La requête a été communiquée au préfet des Alpes-Maritimes qui n’a pas produit de mémoire en défense.
II. Par une requête, enregistrée le 31 octobre 2024, sous le numéro 2406068, Mme A… B… épouse D…, représentée par Me Hmad, demande au tribunal :
1°) d’annuler la décision implicite par laquelle le préfet des Alpes-Maritimes a implicitement refusé son admission exceptionnelle au séjour ;
2°) d’enjoindre au préfet des Alpes-Maritimes de procéder au réexamen de sa demande et de lui délivrer une autorisation provisoire de séjour l’autorisant à travailler dans le délai de quinze jours à compter de la notification du jugement à intervenir ;
3°) de mettre à la charge de l’Etat la somme de 2000 euros sur le fondement de l’article L. 761-1 du code de justice administrative et de l’article 37 de la loi du 10 juillet 1991.
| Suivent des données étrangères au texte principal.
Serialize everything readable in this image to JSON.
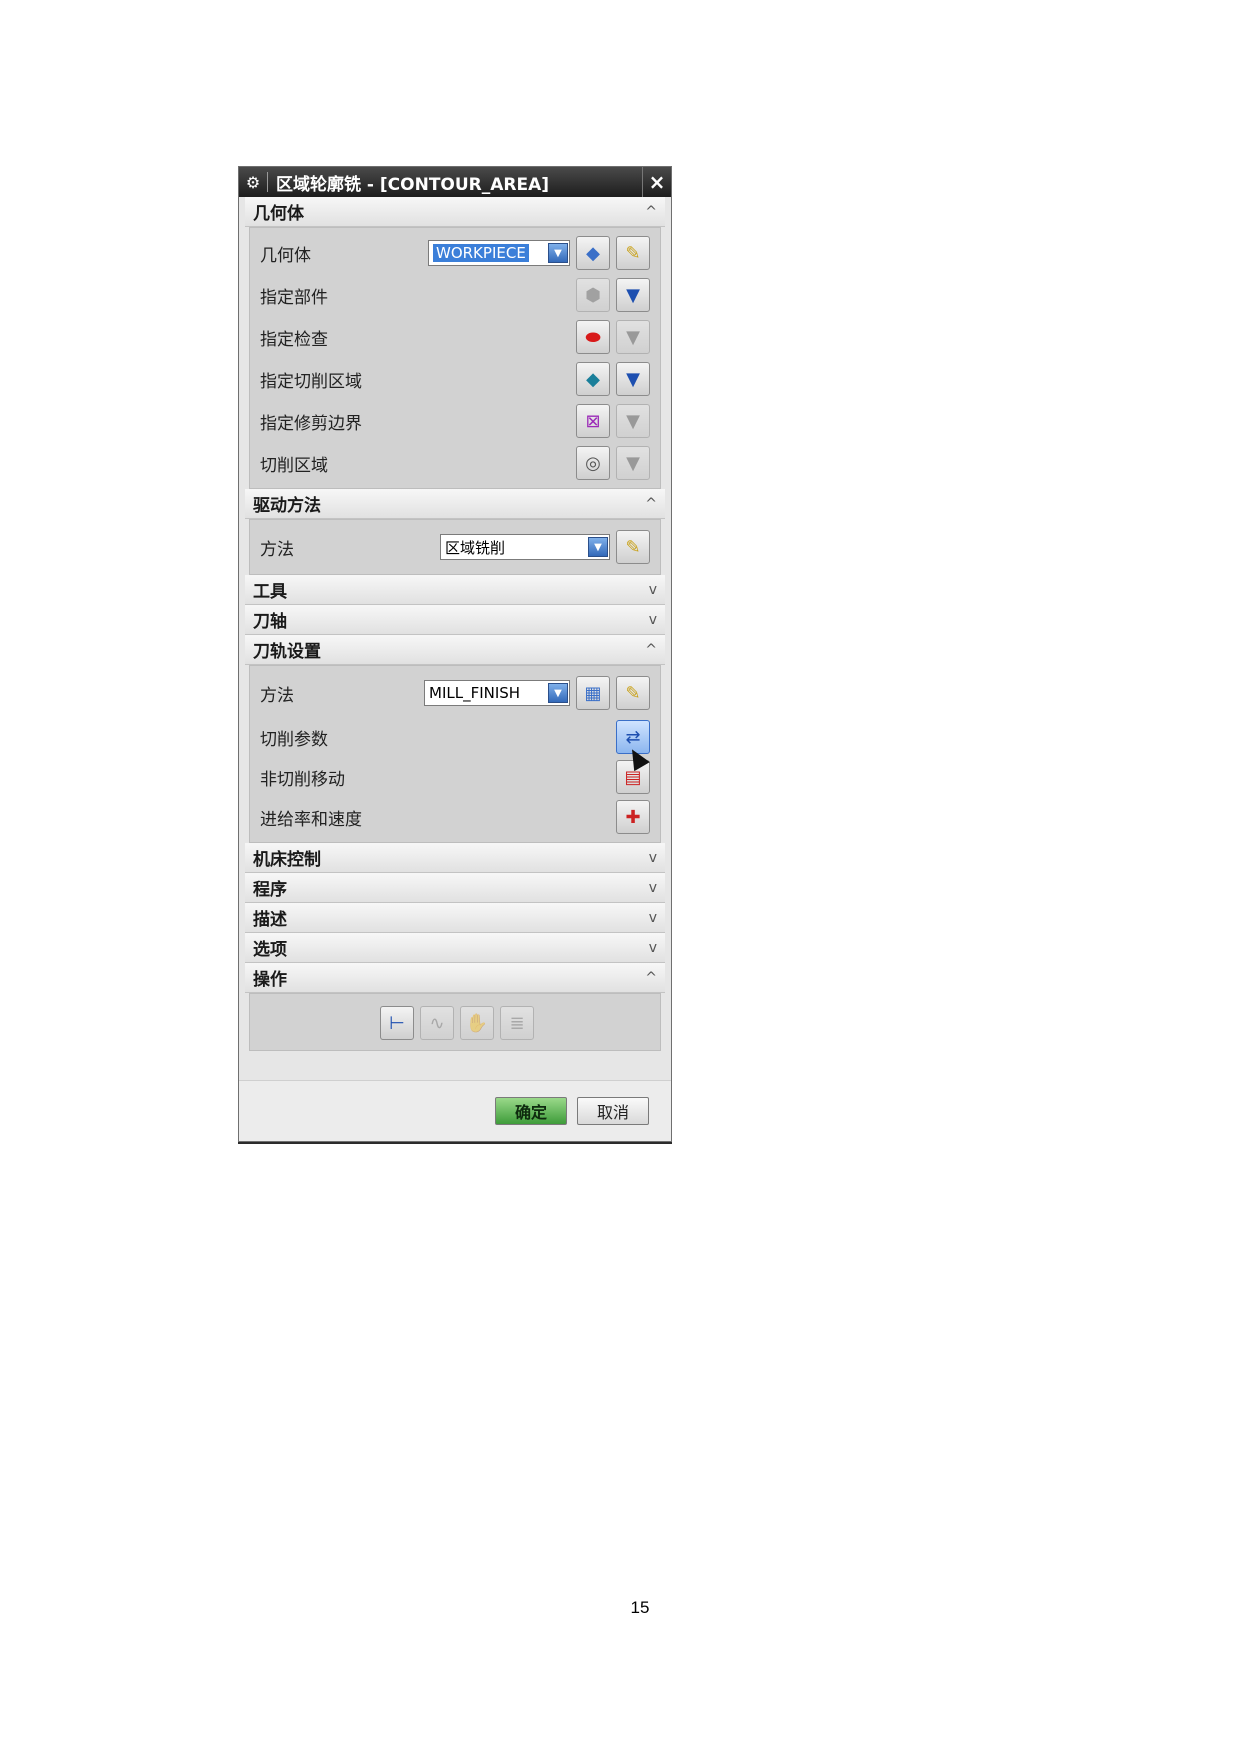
{
  "dialog": {
    "title": "区域轮廓铣 - [CONTOUR_AREA]",
    "close_symbol": "×",
    "sections": {
      "geometry": {
        "label": "几何体",
        "state": "expanded"
      },
      "drive": {
        "label": "驱动方法",
        "state": "expanded"
      },
      "tool": {
        "label": "工具",
        "state": "collapsed"
      },
      "axis": {
        "label": "刀轴",
        "state": "collapsed"
      },
      "path": {
        "label": "刀轨设置",
        "state": "expanded"
      },
      "machine": {
        "label": "机床控制",
        "state": "collapsed"
      },
      "program": {
        "label": "程序",
        "state": "collapsed"
      },
      "description": {
        "label": "描述",
        "state": "collapsed"
      },
      "options": {
        "label": "选项",
        "state": "collapsed"
      },
      "actions": {
        "label": "操作",
        "state": "expanded"
      }
    },
    "geometry": {
      "geometry_label": "几何体",
      "geometry_value": "WORKPIECE",
      "part_label": "指定部件",
      "check_label": "指定检查",
      "cut_area_label": "指定切削区域",
      "trim_label": "指定修剪边界",
      "cut_region_label": "切削区域"
    },
    "drive": {
      "method_label": "方法",
      "method_value": "区域铣削"
    },
    "path": {
      "method_label": "方法",
      "method_value": "MILL_FINISH",
      "cut_params_label": "切削参数",
      "noncut_label": "非切削移动",
      "feeds_label": "进给率和速度"
    },
    "buttons": {
      "ok": "确定",
      "cancel": "取消"
    },
    "chevrons": {
      "up": "^",
      "down": "v"
    }
  },
  "page": {
    "number": "15"
  }
}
…………………………………………………………………………………..
La requête a été communiquée au préfet des Alpes-Maritimes qui n’a pas produit de mémoire en défense.
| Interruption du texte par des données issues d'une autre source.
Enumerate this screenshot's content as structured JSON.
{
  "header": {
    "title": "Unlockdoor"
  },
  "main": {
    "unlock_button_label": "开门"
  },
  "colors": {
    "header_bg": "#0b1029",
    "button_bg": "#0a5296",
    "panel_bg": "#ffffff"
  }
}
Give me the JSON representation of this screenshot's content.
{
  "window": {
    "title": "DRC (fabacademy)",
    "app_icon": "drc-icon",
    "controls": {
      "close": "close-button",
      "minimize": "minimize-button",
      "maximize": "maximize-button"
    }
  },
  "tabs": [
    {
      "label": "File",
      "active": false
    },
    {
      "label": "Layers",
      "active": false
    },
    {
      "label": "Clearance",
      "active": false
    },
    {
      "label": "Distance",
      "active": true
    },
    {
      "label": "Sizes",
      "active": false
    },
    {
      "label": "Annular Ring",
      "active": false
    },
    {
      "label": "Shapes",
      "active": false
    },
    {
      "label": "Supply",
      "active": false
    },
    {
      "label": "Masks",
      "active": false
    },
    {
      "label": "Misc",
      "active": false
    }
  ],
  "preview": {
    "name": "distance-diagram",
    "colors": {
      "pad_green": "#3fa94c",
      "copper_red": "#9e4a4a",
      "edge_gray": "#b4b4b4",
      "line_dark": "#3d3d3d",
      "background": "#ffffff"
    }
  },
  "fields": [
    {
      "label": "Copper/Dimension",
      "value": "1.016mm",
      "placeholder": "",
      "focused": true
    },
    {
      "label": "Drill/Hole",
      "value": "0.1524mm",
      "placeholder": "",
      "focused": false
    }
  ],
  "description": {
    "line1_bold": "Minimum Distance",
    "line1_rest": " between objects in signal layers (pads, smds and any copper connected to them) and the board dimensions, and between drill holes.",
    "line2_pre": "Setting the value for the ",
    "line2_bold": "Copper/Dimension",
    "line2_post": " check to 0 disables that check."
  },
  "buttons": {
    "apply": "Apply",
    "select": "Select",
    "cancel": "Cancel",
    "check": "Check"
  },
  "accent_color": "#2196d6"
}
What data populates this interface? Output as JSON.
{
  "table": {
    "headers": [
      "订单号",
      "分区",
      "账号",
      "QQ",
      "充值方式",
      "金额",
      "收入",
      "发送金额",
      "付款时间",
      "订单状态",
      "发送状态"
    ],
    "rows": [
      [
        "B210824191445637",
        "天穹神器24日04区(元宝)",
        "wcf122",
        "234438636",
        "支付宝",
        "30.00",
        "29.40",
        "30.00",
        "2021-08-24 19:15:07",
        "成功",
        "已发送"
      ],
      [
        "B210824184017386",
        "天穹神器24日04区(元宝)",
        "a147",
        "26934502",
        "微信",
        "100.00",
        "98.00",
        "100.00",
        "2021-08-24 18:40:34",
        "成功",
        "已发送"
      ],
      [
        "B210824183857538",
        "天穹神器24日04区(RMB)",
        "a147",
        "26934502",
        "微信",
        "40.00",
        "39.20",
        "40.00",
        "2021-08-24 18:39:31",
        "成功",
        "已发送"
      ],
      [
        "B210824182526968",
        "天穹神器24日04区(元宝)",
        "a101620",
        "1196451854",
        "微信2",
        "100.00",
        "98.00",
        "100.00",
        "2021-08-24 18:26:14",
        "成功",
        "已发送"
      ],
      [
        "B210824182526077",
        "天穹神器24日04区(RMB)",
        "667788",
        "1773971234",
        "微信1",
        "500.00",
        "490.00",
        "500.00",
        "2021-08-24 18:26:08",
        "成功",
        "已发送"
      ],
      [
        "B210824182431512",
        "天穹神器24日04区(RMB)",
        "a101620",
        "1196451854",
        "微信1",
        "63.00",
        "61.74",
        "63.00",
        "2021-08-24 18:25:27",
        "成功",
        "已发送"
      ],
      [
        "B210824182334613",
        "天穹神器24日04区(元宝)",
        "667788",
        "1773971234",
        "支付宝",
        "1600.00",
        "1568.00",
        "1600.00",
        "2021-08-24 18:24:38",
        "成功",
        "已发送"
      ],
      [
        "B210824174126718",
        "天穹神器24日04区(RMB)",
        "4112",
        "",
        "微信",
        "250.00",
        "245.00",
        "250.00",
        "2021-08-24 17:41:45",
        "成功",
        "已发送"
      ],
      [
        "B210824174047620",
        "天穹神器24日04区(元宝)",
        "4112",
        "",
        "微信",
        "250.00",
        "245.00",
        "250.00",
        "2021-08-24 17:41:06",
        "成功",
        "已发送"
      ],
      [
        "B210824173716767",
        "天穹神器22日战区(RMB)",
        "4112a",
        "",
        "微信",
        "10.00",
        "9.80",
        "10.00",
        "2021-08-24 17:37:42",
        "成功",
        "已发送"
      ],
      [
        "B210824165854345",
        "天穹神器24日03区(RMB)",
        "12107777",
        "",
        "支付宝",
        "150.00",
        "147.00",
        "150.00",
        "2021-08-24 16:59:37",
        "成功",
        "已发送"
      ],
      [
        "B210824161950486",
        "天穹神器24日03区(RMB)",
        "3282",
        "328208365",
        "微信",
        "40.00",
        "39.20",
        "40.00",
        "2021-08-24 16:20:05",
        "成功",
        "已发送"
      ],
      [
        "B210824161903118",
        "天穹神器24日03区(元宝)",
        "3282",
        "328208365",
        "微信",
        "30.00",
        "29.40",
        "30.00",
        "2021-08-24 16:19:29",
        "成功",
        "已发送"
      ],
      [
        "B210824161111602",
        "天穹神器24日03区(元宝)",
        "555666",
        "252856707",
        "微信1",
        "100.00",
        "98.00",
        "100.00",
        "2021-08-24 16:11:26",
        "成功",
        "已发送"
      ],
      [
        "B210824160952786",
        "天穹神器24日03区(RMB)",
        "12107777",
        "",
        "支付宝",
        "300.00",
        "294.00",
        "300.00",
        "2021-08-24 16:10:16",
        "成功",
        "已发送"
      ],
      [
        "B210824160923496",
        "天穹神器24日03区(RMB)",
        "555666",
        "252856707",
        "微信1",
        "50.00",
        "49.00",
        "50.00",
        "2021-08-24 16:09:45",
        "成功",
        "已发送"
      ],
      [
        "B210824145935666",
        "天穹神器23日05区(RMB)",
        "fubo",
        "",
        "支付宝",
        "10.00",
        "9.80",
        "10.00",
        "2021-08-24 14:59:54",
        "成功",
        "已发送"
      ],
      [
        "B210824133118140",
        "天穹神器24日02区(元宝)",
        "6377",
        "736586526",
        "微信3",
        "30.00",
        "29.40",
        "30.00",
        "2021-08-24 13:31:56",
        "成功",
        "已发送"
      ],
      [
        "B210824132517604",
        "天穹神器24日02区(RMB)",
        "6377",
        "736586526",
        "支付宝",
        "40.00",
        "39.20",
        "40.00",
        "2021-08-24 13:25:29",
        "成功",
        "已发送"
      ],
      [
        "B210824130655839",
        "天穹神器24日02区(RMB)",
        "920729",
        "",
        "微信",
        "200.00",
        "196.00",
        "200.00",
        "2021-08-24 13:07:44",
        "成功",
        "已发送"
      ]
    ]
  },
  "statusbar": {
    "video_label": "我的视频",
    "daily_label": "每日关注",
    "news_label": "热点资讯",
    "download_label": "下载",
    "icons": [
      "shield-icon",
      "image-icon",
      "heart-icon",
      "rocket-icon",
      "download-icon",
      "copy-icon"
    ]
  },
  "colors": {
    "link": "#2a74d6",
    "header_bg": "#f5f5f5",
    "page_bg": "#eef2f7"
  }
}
III. Par une requête, n°2406635, et des pièces complémentaires, enregistrées les 28 novembre 2024 et 14 février 2025, Mme E… A… B… épouse D…, représentée par Me Hmad, demande au tribunal :
1°) d’annuler l’arrêté du 7 novembre 2024 par lequel le préfet des Alpes-Maritimes a refusé de lui délivrer un titre de séjour, lui a fait obligation de quitter le territoire français dans un délai de trente jours et a fixé le pays de destination ;
2°) à titre principal d’enjoindre au préfet des Alpes-Maritimes, de lui délivrer un titre de séjour mention « vie privée et familiale » dans un délai de deux mois à compter de la notification du jugement à intervenir, et de lui délivrer, dans l’attente une autorisation provisoire de séjour portant autorisation de travail dans un délai de huit jours à compter de la notification du jugement à intervenir ;
3°) à titre subsidiaire, d’enjoindre au préfet des Alpes-Maritimes de procéder au réexamen de sa demande de titre de séjour, et de lui délivrer, dans l’attente, une autorisation provisoire de séjour portant autorisation de travail dans un délai de huit jours à compter de la notification du jugement à intervenir ;
3°) de mettre à la charge de l’Etat une somme de 2 500 euros en application de l’article L. 761-1 du code de justice administrative.
Elle soutient que :
-l’arrêté est insuffisamment motivé et entaché d’un défaut d’examen de sa situation ;
-il est entaché d’une erreur de fait dès lors que la requérante a quatre enfants et non trois ;
-il méconnait les dispositions de l’article L.423-23 du code de l’entrée et du séjour des étrangers et du droit d’asile ;
-la décision attaquée est entachée d’un vice de procédure en l’absence de saisine de la commission du titre de séjour ;
-il méconnait les dispositions de l’article L.435-1 du code de l’entrée et du séjour des étrangers et du droit d’asile ;
-il méconnait les dispositions de l’article L.432-13 du code de l’entrée et du séjour des étrangers et du droit d’asile ;
-il méconnait les stipulations de l’article 8 de la convention de sauvegarde des droits de l’homme et des libertés fondamentales ;
-il méconnait les stipulations de l’article 3-1 de la convention internationale des droits de l’enfant et les stipulations de l’article 24 de la charte des droits fondamentaux de l’Union européenne ;
-il méconnait les stipulations de l’article 3 de l’accord franco-tunisien du 17 mars 1988 modifié.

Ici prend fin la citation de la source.